On 2018-05-08 03:48, Stephen Boyd wrote:
Quoting spanda@codeaurora.org (2018-05-03 02:41:29)
On 2018-05-02 22:31, Stephen Boyd wrote:
Quoting Sandeep Panda (2018-05-01 21:32:00)
diff --git a/Documentation/devicetree/bindings/display/bridge/ti,sn65dsi86.txt b/Documentation/devicetree/bindings/display/bridge/ti,sn65dsi86.txt new file mode 100644 index 0000000..0d042ce
Please use the clocks property instead. We may need to turn the clk on first before this can work so the driver would use the clk framework (at least in linux). clock-names could have 'refclk' because that's the pin name.
Is there a way in DRM to figure out the frequency of the clock frequency for DACP/N? It looks like if refclk is grounded, then the DACP/N pins from the DSI side should be one of a set of frequencies, so I'm just curious how that will work and if the binding would need to be updated to indicate what the frequency of the DSI clock lane is, or if DRM can tell this driver through the port/graph stuff somehow.
Can we do something like below? 1. Add a required dt-property to indicate what is the source of refclk, ti,sn-refclk-src = <0> ---> means refclk is derived from refclk pin.

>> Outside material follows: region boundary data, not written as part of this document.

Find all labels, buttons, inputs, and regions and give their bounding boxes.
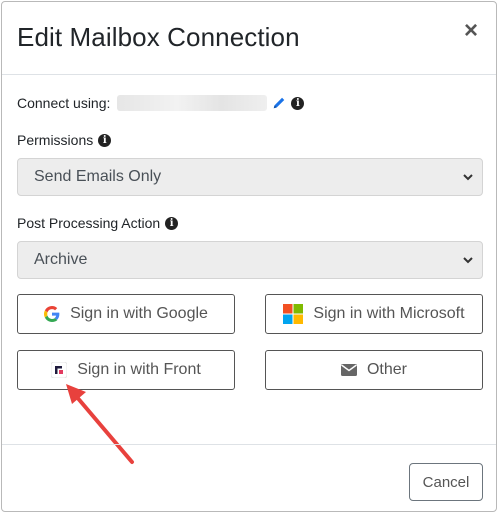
permissions-label-row: Permissions i <box>17 132 112 148</box>
pencil-icon[interactable] <box>272 96 286 110</box>
modal-header: Edit Mailbox Connection × <box>2 2 496 75</box>
chevron-down-icon <box>463 174 473 181</box>
permissions-label: Permissions <box>17 132 94 148</box>
edit-mailbox-modal: Edit Mailbox Connection × Connect using:… <box>1 1 497 512</box>
sign-in-google-label: Sign in with Google <box>70 305 208 322</box>
post-processing-label: Post Processing Action <box>17 215 161 231</box>
chevron-down-icon <box>463 257 473 264</box>
envelope-icon <box>340 364 357 376</box>
close-button[interactable]: × <box>460 18 482 44</box>
sign-in-front-label: Sign in with Front <box>77 361 201 378</box>
info-icon[interactable]: i <box>165 216 179 230</box>
post-processing-select[interactable]: Archive <box>17 241 483 279</box>
modal-footer-divider <box>2 444 496 445</box>
connect-using-label: Connect using: <box>17 95 111 111</box>
permissions-selected-value: Send Emails Only <box>34 168 162 185</box>
other-button[interactable]: Other <box>265 350 483 390</box>
connect-using-row: Connect using: i <box>17 95 305 111</box>
google-icon <box>44 306 60 322</box>
modal-title: Edit Mailbox Connection <box>17 22 300 52</box>
annotation-arrow <box>66 384 134 464</box>
info-icon[interactable]: i <box>291 96 305 110</box>
front-logo-icon <box>51 362 68 378</box>
permissions-select[interactable]: Send Emails Only <box>17 158 483 196</box>
sign-in-microsoft-label: Sign in with Microsoft <box>313 305 465 322</box>
microsoft-icon <box>283 304 304 324</box>
sign-in-microsoft-button[interactable]: Sign in with Microsoft <box>265 294 483 334</box>
info-icon[interactable]: i <box>98 133 112 147</box>
post-processing-selected-value: Archive <box>34 251 88 268</box>
post-processing-label-row: Post Processing Action i <box>17 215 179 231</box>
redacted-account <box>117 95 268 111</box>
other-label: Other <box>366 361 407 378</box>
sign-in-google-button[interactable]: Sign in with Google <box>17 294 235 334</box>
cancel-button[interactable]: Cancel <box>409 463 483 501</box>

ti,sn-refclk-src = <1> ---> means refclk is derived from DACP/N pin. 2. Add a clock property to indicate the refclk frequency for refclk pin. 3. In driver, parse the refclk source dt-property. If the source is refclk pin then get the frquency from clock dt-property and program the i2c register accordingly. Else if the source is DACP/N pin then calculate the DSIA frequency based on current display mode (by the time we go for configuring refclk, drm_mode_set is already done and in diver we can calculate the frequency) and program the i2c register accordingly.
The presence or non-presence of the refclk should still be indicated via the standard clock property instead of some TI specific property. The driver can try to clk_get() the refclk and if its there it can call clk_get_rate() to figure out the reference clk frequency. It should also turn it on with clk_prepare_enable() to make sure the clk is clocking and turn it off when the driver isn't using it.
If the reference clk is recovered from the DACP/N pin then there won't be a clocks property, and the driver can do what you describe in #3.
+- gpio-controller: Marks the device has a GPIO controller. +- #gpio-cells: Number of GPIO cells. Refer to binding document "gpio/gpio.txt"
What's the number? 2?
number is 4, i will update this in binding
Really? What do you need 4 cells for? The number of cells doesn't indicate the number of GPIOs on the device.
It should be 2, got confused with number GPIOs.